Sopheon has reported full year results in line with its January trading update and a little ahead of our estimates which we upgraded at that time. Sopheon saw a strong finish to 2018 with a number of transactions further underlining the adaptability and flexibility of the Accolade platform. Overall, Sopheon won 18 new customers compared to 13 in 2017. Chairman Barry Mence says that Sopheon has ‘a unique opportunity’ to build on its category leader status by accelerating investment. Revenue visibility is already at $20.6 million for FY 2019E and the announcement highlights a sales pipeline which includes a number of ‘large opportunities’. Management continues to look at acquisition opportunities to augment organic growth. After an excellent FY 2018 which has enabled Sopheon to increase its dividend by 30%, we note the Board’s intention to speed up investment during the year and we make changes to our FY 2019E estimates which leave Adj EBITDA a touch lower than our previous estimate. We introduce FY 2020E estimates which reflect a resumption of good growth in Adj EBITDA on the expectation of moderated investment spend.

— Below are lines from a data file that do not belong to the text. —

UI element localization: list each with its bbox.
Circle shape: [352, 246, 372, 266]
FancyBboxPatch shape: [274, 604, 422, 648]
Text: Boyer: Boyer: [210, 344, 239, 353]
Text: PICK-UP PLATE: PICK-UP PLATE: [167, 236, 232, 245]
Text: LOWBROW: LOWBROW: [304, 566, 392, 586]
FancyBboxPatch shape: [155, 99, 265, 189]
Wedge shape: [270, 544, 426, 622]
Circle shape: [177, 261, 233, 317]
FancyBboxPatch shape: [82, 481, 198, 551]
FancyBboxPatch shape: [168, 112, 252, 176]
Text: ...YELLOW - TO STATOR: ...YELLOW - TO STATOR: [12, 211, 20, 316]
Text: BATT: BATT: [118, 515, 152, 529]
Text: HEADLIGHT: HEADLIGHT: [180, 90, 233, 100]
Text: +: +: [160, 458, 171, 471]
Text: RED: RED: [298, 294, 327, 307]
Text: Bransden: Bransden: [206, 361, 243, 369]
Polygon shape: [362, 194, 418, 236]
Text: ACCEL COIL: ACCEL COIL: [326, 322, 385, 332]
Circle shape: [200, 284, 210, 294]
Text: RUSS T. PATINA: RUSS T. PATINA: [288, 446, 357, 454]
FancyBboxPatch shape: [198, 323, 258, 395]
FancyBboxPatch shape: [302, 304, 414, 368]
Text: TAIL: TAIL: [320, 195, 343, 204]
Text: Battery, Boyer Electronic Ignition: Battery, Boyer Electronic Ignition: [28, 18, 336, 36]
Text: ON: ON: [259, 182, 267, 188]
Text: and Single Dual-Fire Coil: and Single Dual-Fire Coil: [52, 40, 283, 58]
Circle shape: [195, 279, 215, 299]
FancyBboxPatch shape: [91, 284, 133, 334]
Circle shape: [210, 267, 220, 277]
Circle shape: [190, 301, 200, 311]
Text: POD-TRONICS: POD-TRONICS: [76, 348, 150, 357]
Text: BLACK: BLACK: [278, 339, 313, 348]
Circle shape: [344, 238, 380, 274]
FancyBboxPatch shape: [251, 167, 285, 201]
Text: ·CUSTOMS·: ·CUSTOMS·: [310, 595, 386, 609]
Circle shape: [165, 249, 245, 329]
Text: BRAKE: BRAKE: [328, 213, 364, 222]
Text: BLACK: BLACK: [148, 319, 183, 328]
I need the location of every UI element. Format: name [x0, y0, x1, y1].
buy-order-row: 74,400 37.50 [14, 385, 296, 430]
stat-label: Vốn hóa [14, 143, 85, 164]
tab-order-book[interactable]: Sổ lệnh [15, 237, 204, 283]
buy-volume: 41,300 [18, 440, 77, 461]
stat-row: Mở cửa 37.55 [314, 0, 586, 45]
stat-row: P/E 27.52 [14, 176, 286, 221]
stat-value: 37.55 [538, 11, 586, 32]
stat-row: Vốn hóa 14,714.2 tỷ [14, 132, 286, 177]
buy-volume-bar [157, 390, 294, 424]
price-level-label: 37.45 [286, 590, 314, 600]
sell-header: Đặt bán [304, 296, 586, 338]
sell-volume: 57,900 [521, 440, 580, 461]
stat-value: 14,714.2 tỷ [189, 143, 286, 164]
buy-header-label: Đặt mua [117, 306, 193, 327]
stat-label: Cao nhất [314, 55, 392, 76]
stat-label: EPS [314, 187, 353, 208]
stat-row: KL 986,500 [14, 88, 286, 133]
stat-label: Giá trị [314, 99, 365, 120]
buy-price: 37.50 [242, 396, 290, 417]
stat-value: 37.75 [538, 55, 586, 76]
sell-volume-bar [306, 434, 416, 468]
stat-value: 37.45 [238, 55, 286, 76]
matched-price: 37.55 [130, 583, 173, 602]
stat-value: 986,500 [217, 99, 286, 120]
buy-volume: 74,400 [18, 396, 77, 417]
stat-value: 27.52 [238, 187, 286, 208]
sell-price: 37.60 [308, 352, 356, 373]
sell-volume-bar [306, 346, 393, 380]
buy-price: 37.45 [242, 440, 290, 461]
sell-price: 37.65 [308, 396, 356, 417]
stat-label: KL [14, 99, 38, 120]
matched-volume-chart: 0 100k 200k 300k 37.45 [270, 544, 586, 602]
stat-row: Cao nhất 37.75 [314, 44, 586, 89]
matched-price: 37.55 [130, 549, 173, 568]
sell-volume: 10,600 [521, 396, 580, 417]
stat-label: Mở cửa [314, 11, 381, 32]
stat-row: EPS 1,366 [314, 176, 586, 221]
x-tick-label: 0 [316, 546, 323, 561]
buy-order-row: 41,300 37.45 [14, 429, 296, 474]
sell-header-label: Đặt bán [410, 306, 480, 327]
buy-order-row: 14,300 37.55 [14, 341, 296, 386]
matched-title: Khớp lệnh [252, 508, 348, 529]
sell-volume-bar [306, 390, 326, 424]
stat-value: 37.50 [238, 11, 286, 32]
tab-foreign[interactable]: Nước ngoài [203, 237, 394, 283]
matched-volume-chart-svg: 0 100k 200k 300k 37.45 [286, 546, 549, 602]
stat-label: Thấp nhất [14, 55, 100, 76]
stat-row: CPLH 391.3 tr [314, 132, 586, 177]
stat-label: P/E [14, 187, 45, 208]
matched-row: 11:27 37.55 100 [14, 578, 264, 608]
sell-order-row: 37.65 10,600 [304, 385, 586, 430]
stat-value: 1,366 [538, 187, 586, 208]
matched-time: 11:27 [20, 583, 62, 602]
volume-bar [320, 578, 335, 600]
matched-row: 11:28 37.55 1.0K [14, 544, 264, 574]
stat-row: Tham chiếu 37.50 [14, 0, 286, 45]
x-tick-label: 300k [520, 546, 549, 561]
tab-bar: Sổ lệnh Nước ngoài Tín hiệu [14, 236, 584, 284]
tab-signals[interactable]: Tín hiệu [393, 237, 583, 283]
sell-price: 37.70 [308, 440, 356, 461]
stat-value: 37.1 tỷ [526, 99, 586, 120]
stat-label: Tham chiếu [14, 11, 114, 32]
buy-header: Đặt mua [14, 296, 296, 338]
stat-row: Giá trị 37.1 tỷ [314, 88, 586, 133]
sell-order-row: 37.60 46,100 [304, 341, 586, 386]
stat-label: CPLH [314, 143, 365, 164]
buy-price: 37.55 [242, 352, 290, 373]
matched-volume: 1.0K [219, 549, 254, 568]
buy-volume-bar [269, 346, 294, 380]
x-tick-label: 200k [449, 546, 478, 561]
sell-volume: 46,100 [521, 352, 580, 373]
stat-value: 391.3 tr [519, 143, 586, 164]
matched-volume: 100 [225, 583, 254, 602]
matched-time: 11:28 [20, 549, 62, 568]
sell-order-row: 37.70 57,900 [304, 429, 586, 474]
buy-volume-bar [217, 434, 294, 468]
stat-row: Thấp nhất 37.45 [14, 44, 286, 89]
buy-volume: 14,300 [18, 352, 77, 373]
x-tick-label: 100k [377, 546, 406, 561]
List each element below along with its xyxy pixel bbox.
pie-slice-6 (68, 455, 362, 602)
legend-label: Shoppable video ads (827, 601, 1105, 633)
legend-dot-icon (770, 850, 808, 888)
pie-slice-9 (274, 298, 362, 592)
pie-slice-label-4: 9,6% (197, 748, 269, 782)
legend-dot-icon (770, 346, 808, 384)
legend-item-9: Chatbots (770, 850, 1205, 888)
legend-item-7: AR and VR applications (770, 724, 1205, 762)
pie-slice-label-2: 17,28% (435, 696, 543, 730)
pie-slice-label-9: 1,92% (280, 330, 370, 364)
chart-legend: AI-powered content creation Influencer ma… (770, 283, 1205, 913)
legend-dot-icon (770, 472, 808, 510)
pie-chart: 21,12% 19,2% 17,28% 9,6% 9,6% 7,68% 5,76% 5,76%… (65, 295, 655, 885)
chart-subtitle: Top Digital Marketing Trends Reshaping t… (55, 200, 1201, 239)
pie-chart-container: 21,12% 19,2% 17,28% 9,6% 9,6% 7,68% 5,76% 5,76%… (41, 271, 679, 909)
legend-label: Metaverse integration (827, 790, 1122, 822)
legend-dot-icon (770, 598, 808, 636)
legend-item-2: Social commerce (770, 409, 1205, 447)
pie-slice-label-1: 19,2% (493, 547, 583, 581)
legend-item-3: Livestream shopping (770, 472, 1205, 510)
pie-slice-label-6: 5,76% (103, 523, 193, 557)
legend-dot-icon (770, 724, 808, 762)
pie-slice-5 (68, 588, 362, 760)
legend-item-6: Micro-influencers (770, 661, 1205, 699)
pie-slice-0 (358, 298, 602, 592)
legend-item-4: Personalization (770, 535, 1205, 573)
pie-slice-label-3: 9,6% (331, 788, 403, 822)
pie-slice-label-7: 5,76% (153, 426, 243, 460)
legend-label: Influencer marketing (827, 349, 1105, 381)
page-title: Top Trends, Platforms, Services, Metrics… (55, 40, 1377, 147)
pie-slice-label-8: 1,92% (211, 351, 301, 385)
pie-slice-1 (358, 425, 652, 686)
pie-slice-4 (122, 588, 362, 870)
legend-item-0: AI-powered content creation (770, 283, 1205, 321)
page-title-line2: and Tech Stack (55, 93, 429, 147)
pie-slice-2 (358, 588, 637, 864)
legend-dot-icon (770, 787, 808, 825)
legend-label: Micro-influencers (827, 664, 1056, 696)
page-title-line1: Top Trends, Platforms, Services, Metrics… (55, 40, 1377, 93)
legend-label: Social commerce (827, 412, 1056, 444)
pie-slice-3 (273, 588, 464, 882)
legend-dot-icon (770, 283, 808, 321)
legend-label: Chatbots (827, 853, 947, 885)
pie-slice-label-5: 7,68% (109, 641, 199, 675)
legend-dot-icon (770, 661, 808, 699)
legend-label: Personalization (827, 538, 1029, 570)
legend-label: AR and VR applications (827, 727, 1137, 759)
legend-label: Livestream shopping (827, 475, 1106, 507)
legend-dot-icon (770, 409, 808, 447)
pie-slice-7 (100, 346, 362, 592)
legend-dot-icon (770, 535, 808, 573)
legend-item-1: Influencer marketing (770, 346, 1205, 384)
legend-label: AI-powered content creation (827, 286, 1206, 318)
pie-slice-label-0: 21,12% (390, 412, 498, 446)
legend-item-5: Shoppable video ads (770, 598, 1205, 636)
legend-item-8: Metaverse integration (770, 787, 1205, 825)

Sopheon reported a 19% increase in revenue to $33.9m while reported EBITDA of $8.9m was an increase even on the strong prior year comparator of $8m. Profit after tax rose to $6.9m (FY 2017: $5.4m) with fully diluted EPS increasing by 16% to 65.0 cents from 55.9 cents in FY 2017. The dividend increased by 30% to 3.25p. The Group ended the year with net cash of $16.7m, up from $9.5m at the end of FY 2017.
With a tailwind from 2018 and ‘a few early-reported sales in 2019’, current year revenue visibility is now an encouraging $20.6m compared to $19.3m at this time last year.
While Sopheon’s European business was particularly strong in FY 2017, both the Americas and Europe grew revenues further in FY 2018 with the emphasis moving back to North America.
The outlook statement re-emphasises the opportunity that a strong business performance has brought to accelerate investment – in particular to hire more of the right people in FY 2019E. The Group also remains ‘open to M&A opportunities’ which align with its strategic priorities.
Overall, we view Sopheon’s upcoming acceleration in investment in organic initiatives as well-timed, with the group seeking to exploit a burgeoning market opportunity, the scale of which is only just beginning to show through in financial results.